- Location: Ameliaura (a human colonized planet)
- Time frame: 18 generations into the future
- Main character: Dell, the 1st hermaphrodite born on this planet
About this Book
Dell is the first of a wave of hermaphrodites born on the colony planet of Ameliaura and has grown sick of the limelight created by being different. Unable to live as a man or a woman, and unwilling to deny a dual identity that feels real, Dell retreats from the world, friends and family until a violent and disturbing attack makes that impossible.
Thrown into a house full of hermaphrodite orphans, Dell struggles for solid ground. A desperate desire for their compelling adopted father makes things more complicated still, and suddenly staying impartial is no longer possible. With love and passion blossoming, the careful barriers of isolation are blown away and nothing is safe. Is it possible to build a life with someone who has already sacrificed their own? Surviving violence may have been the easy part.

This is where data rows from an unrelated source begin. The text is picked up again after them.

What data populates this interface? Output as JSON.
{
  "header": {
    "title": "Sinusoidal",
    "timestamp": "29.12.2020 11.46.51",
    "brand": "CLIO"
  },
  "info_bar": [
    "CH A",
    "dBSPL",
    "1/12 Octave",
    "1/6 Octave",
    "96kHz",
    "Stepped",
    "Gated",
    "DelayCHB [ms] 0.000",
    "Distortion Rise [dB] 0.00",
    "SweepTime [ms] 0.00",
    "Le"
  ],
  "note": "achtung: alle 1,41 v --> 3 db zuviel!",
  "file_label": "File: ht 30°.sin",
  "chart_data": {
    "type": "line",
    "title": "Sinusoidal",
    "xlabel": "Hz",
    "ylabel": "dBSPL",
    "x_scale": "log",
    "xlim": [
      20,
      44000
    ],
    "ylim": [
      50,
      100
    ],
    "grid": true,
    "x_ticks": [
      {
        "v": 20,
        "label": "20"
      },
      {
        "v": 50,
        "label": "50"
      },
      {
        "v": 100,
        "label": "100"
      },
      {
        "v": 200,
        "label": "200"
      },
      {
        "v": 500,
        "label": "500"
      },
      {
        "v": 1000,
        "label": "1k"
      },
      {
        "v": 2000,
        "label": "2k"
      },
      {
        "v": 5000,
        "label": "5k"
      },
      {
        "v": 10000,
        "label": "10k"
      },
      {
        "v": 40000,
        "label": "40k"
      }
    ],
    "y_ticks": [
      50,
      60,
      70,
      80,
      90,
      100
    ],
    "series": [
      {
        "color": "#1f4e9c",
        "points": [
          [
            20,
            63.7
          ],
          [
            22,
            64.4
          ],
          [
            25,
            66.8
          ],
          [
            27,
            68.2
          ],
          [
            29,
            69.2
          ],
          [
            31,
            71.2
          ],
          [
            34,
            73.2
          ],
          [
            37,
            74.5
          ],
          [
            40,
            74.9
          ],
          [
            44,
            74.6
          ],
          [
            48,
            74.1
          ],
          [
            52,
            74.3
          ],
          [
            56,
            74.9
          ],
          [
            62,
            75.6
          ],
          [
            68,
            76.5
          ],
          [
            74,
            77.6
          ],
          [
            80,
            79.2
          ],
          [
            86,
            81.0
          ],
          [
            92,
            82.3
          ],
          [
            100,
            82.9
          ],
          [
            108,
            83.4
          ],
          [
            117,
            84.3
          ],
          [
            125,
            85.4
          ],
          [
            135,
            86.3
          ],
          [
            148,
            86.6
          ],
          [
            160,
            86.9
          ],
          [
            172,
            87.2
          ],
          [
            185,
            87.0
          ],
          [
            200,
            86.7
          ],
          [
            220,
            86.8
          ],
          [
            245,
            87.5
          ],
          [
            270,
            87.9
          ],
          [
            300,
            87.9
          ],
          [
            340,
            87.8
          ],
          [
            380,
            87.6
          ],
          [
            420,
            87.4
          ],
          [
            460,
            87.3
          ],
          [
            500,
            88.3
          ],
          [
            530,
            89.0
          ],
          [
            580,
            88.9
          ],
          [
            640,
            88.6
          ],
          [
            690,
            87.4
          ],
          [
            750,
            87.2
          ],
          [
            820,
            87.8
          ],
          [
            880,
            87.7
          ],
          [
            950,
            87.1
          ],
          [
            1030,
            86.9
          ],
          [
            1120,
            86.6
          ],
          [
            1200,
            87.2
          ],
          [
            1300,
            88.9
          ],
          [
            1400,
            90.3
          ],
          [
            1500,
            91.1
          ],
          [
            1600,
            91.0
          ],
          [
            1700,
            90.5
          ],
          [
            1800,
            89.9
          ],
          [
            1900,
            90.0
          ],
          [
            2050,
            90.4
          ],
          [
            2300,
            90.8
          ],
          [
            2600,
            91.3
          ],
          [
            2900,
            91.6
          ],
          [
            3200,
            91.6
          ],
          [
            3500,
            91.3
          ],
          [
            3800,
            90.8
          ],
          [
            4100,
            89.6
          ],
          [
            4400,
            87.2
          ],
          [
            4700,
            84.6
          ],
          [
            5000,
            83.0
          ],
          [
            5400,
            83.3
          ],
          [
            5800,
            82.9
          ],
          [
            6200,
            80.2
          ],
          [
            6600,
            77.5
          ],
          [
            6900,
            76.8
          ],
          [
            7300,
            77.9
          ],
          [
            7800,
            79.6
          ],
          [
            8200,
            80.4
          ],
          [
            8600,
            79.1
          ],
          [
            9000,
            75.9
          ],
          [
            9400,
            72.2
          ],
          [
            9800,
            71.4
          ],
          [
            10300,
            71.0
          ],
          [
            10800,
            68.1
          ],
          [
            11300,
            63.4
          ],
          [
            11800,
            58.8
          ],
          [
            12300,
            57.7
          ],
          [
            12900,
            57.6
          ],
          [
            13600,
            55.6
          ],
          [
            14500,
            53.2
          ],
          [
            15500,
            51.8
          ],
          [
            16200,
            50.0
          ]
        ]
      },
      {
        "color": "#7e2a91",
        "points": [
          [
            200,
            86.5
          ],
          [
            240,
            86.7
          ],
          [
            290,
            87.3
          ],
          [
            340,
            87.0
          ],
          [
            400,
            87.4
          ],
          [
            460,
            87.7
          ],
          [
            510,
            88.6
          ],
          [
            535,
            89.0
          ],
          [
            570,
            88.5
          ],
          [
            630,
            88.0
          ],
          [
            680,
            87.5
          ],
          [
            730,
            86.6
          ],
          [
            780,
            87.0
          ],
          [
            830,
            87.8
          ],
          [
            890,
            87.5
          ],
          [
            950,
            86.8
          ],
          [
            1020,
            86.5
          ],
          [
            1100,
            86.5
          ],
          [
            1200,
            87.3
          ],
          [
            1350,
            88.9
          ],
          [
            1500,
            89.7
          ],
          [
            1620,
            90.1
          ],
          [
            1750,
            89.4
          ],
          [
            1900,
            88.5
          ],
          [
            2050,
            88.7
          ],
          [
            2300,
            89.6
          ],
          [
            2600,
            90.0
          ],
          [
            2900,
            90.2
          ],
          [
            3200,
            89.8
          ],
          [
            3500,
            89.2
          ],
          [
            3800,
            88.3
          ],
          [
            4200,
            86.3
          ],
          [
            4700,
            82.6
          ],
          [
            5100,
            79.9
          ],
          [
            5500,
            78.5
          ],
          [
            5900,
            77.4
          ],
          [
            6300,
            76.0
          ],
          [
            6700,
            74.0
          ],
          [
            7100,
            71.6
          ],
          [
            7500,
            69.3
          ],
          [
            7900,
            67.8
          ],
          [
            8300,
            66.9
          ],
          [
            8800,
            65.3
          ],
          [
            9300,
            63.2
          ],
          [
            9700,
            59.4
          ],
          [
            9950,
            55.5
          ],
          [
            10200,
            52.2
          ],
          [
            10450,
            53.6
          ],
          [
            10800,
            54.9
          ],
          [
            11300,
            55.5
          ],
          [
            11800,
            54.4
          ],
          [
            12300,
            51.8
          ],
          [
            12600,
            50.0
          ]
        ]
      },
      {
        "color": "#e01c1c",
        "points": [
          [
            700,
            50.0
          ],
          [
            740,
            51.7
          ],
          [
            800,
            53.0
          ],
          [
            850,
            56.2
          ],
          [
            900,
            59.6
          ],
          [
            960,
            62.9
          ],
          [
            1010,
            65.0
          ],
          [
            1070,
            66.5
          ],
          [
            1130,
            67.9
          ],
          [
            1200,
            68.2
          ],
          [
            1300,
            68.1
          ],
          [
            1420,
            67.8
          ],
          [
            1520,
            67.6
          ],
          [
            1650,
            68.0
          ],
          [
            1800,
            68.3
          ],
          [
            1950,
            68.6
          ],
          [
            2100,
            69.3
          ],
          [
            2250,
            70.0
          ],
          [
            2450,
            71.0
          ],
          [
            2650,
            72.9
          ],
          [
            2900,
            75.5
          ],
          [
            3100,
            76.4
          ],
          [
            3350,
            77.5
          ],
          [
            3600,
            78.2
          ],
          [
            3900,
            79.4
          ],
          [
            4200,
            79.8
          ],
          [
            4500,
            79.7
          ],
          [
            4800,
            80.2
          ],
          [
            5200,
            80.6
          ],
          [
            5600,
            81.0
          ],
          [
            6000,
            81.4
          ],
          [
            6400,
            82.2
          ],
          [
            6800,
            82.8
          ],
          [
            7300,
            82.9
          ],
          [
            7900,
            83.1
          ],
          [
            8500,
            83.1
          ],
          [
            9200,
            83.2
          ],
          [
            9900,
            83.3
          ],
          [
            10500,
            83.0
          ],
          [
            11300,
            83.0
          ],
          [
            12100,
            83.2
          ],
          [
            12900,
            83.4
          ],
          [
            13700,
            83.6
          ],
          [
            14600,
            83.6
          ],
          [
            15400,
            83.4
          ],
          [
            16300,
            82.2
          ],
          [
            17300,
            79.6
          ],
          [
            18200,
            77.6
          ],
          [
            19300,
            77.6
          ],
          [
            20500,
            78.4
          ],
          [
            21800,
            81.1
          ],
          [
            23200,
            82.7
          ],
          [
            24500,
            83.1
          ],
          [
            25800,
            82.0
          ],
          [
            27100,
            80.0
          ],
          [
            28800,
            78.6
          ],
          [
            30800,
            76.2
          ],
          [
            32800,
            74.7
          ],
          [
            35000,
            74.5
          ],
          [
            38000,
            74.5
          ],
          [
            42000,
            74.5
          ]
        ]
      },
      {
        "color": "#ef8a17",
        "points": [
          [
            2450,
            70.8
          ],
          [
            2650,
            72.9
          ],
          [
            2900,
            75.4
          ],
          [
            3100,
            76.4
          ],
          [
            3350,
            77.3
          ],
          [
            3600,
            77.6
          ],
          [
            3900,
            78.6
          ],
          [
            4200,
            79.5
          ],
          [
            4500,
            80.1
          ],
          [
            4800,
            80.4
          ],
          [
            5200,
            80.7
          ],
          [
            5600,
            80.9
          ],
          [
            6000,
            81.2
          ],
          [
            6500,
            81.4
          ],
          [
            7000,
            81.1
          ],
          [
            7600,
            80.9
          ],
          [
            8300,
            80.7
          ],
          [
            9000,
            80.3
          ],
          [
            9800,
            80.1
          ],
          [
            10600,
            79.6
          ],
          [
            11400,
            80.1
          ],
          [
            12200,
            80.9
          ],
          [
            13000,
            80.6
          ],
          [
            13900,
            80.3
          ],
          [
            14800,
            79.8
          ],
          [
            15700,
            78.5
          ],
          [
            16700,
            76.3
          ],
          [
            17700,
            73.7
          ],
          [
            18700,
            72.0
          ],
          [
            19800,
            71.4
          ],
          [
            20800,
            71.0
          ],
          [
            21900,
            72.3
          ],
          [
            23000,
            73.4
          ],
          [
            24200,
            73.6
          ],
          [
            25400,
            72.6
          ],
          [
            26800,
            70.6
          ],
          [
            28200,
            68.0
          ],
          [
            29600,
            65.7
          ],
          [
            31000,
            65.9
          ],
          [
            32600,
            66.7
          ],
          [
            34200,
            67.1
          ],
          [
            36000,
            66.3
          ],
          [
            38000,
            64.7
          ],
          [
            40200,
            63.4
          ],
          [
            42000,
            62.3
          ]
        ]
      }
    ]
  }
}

Quing was the second full manuscript that I wrote. The experience of writing this book was nothing short of magical. For the first time, I embraced and pursued the idea that I was merely the transcriptionist for a story that already had an existence of its own. The story appeared around me as I climbed into Dell’s skin and hung on for this wild and steamy ride. I believe the experience of reading it to be much the same as the experience of writing it. Dell’s life is a vivid swirl of emotions and budding relationships. I feel deeply grateful for the gift of this story, wherever it came from and to Elizabeth Gilbert’s TED speech, which brought me to a place where I could receive it.
Gender and what it means inside of our cultures and our identities is of great interest to me, especially since having children of my own. While I didn’t set out to represent transgendered / intersex people or issues, I did want to explore the complex gender field. The term “hermaphrodite” is no longer used for transgendered people today and is often considered derogatory. Indeed, it is usually used erroneously as there has never been a recorded case of a true human hermaphrodite, someone who is both fully biologically male and female at the same time.
I use the term hermaphrodite in this novel to discuss just that: a person with a complete set of male and female reproductive organs. Dell has a way of challenging every concept of gender that I have, even those I didn’t know about! I love this opportunity and all the challenges and discoveries it represented to me as a writer and as a person. Once the story began, it reinforced again and again that the barriers between people are mostly imaginary and the things that connect us are very common indeed.